# What benefits that a Work Permit can bring?



## TrangDoan

1. You can open a trading account with a broker
2. You can open a fixed account to get a credit card in Thai bank, and also a checking account
3. Your spouse can obtain a Non - O visa and stay with you. 
4. It is easier to send money out of the country if you needed to do that.
5. You can enrollment in the Thai Social Security system, which not only provides full health care coverage at a very low price but which you can remain in for life even after you stop working provided you keep up the small payments.
6. You can have a Thai driving license
7. You can send your kids to a Thai public school at low cost.
8. You can apply for a visa to other countries which is often not possible for holders of some passports if they do not have a work permit. Filipinos. Indians, Iranians, Chinese etc. 
9. Improved status of stay in the kingdom. Being a tourist or a student may not be possible forever but being employed with a work permit is.

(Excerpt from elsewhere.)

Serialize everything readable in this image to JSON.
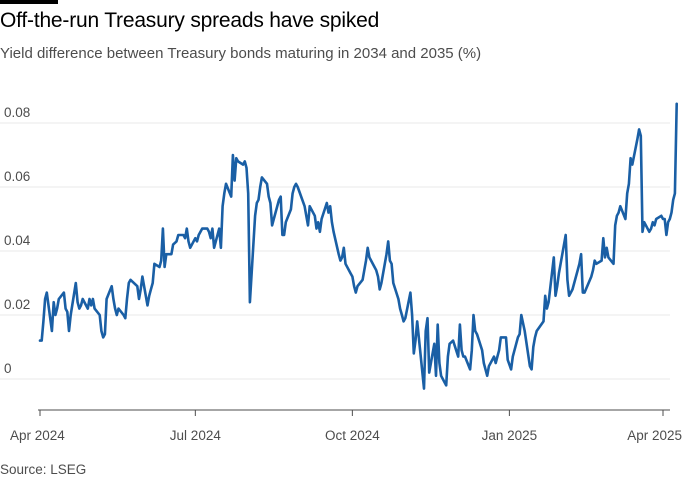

You can add more if I missed any..


----------



## joseph44

10. You can get a mobile phone contract easier
11. You will be able to buy a car on monthly installments
12. You often pay the Thai entrance fees at National Parks and Museums
13. You can buy and sell motor vehicles without a special letter from Immigration
14. You get a free membership of the Thai Revenue Department
15. You don't have to leave the country for the so called "border runs"
16. ...........


----------



## TrangDoan

Thanks Joseph44 

If anyone need more information, please let me know


----------